Shaquille O’Neal is one of the NBA’s great success stories. Not only did his physical prowess and in-the-paint domination vault him to household-name status by the mid-‘90s, but the 7-foot-1-inch New Jersey native parlayed his on-court fame into a bona fide business empire, broadcasting career and licensing bonanza.
This week, the 49-year-old legend spokesman who’s fronted for JCPenney, Taco Bell, Gold Bond, Nintendo and more offered a candid take on how his one-time five-year, $40-million Reebok contract ultimately imploded. After a woman yelled at him for “charging these babies all this money for the shoes,” the prolific dunker, who was leaving the arena at the time, told her he wasn’t responsible for setting his sneaker’s prices.
What came next ultimately set in motion a remarkable chain of events. The fan took the $2,000 O’Neal had just given her—everything he had on him at the time—and “smacked the money in my head,” he told the Nelk Boys on their “Full Send” podcast in an interview published Wednesday. “‘Why don’t you [expletive] make a shoe that’s affordable,” he quoted her as saying.
“And I thought about it, I was like, ‘you know what, she’s right.’ So that day, I cut ties with Reebok, and started my own brand,” said the former Los Angeles Lakers and Orlando Magic star, who first signed a $15 million deal with the sports giant back in 1992.
O’Neal said he told Reebok to “keep the money” it owed him and agreed to fulfill his contractual obligations to hit the hardwood sporting its sneakers. But “I’m going to be looking to do my own thing,” he recounted, insisting he “didn’t want to make it no fight.”

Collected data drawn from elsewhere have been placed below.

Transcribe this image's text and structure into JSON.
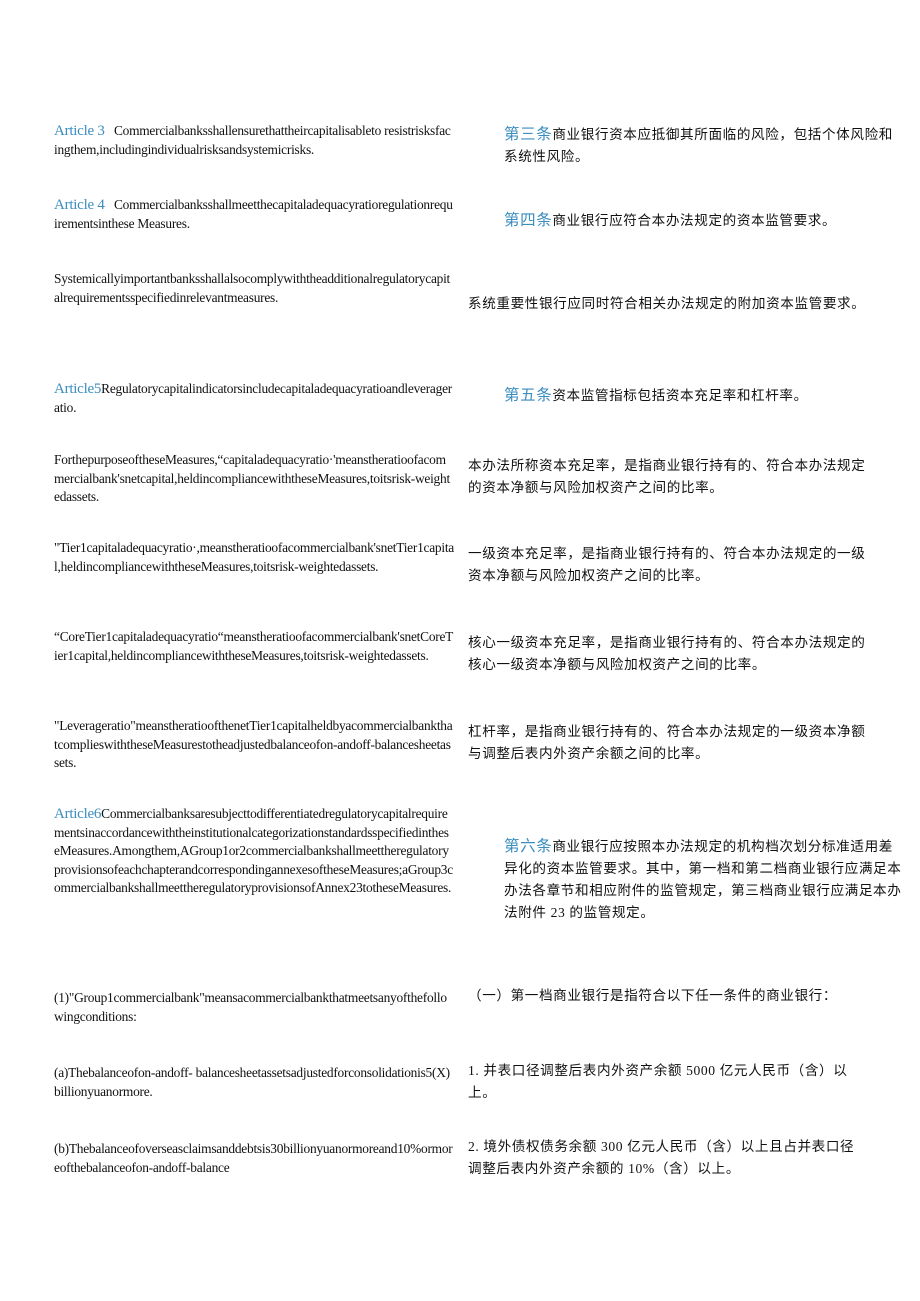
{
  "accent_color": "#3b8dc0",
  "rows": [
    {
      "en_label": "Article 3",
      "en_text": "Commercialbanksshallensurethattheircapitalisableto resistrisksfacingthem,includingindividualrisksandsystemicrisks.",
      "zh_label": "第三条",
      "zh_text": "商业银行资本应抵御其所面临的风险，包括个体风险和系统性风险。"
    },
    {
      "en_label": "Article 4",
      "en_text": "Commercialbanksshallmeetthecapitaladequacyratioregulationrequirementsinthese Measures.",
      "zh_label": "第四条",
      "zh_text": "商业银行应符合本办法规定的资本监管要求。"
    },
    {
      "en_text": "Systemicallyimportantbanksshallalsocomplywiththeadditionalregulatorycapitalrequirementsspecifiedinrelevantmeasures.",
      "zh_text": "系统重要性银行应同时符合相关办法规定的附加资本监管要求。"
    },
    {
      "en_label": "Article5",
      "en_text": "Regulatorycapitalindicatorsincludecapitaladequacyratioandleverageratio.",
      "zh_label": "第五条",
      "zh_text": "资本监管指标包括资本充足率和杠杆率。"
    },
    {
      "en_text": "ForthepurposeoftheseMeasures,“capitaladequacyratio·'meanstheratioofacommercialbank'snetcapital,heldincompliancewiththeseMeasures,toitsrisk-weightedassets.",
      "zh_text": "本办法所称资本充足率，是指商业银行持有的、符合本办法规定的资本净额与风险加权资产之间的比率。"
    },
    {
      "en_text": "\"Tier1capitaladequacyratio·,meanstheratioofacommercialbank'snetTier1capital,heldincompliancewiththeseMeasures,toitsrisk-weightedassets.",
      "zh_text": "一级资本充足率，是指商业银行持有的、符合本办法规定的一级资本净额与风险加权资产之间的比率。"
    },
    {
      "en_text": "“CoreTier1capitaladequacyratio“meanstheratioofacommercialbank'snetCoreTier1capital,heldincompliancewiththeseMeasures,toitsrisk-weightedassets.",
      "zh_text": "核心一级资本充足率，是指商业银行持有的、符合本办法规定的核心一级资本净额与风险加权资产之间的比率。"
    },
    {
      "en_text": "\"Leverageratio\"meanstheratioofthenetTier1capitalheldbyacommercialbankthatcomplieswiththeseMeasurestotheadjustedbalanceofon-andoff-balancesheetassets.",
      "zh_text": "杠杆率，是指商业银行持有的、符合本办法规定的一级资本净额与调整后表内外资产余额之间的比率。"
    },
    {
      "en_label": "Article6",
      "en_text": "CommercialbanksaresubjecttodifferentiatedregulatorycapitalrequirementsinaccordancewiththeinstitutionalcategorizationstandardsspecifiedintheseMeasures.Amongthem,AGroup1or2commercialbankshallmeettheregulatoryprovisionsofeachchapterandcorrespondingannexesoftheseMeasures;aGroup3commercialbankshallmeettheregulatoryprovisionsofAnnex23totheseMeasures.",
      "zh_label": "第六条",
      "zh_text": "商业银行应按照本办法规定的机构档次划分标准适用差异化的资本监管要求。其中，第一档和第二档商业银行应满足本办法各章节和相应附件的监管规定，第三档商业银行应满足本办法附件 23 的监管规定。"
    },
    {
      "en_text": "(1)\"Group1commercialbank\"meansacommercialbankthatmeetsanyofthefollowingconditions:",
      "zh_text": "（一）第一档商业银行是指符合以下任一条件的商业银行："
    },
    {
      "en_text": "(a)Thebalanceofon-andoff- balancesheetassetsadjustedforconsolidationis5(X)billionyuanormore.",
      "zh_text": "1. 并表口径调整后表内外资产余额 5000 亿元人民币（含）以上。"
    },
    {
      "en_text": "(b)Thebalanceofoverseasclaimsanddebtsis30billionyuanormoreand10%ormoreofthebalanceofon-andoff-balance",
      "zh_text": "2. 境外债权债务余额 300 亿元人民币（含）以上且占并表口径调整后表内外资产余额的 10%（含）以上。"
    }
  ]
}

With Reebok in the rearview mirror, the Hall of Famer made a beeline for his “favorite store”—Walmart—and struck a deal for his newly birthed Shaq brand. The label’s affordably double-digit-priced footwear helped the duo go on to sell 400 million pairs, he claimed, elaborating on the nuanced psychology of sneaker culture.
“It’s not that kids don’t want to wear $20 shoes,” he said. “They don’t want to wear shoes that look like they cost $20.”
So naturally, the “Inside the NBA” studio analyst executed an all-out raid on Reebok’s design ranks. “I said, ‘y’all come with me now, and we gonna design some shoes,’” he recalled. “I don’t give a [expletive] how much money I lose—make these kids look good and feel good.”
There’s something to be said about putting the customer first, which is what O’Neal did by prioritizing design while keeping prices within reach—and plainly appraising the currency of his own name-brand value.
Shaq might not be the “best in the world but he’s not the worst, but he’s up in that top five category when it comes to, you know, bad [expletive] that play the game,” he added, “so kids can get away with wearing my stuff.”
Earlier this month, one of the multimillionare’s long-time wishes came through—sort of. O’Neal, who slammed Adidas for “dilut[ing]” Reebok “so much to where it’s almost gone,” per a 2019 CNBC interview, must be pleased that his former brand partner should soon be owned by his licensor, Authentic Brands Group. Though he voiced ambitions to take on the brand himself—“If they don’t want it, let me have it,” O’Neal reportedly said of Adidas’ Reebok ownership—he might be able to exploit his role with ABG into influence in writing the Boston brand’s next chapter.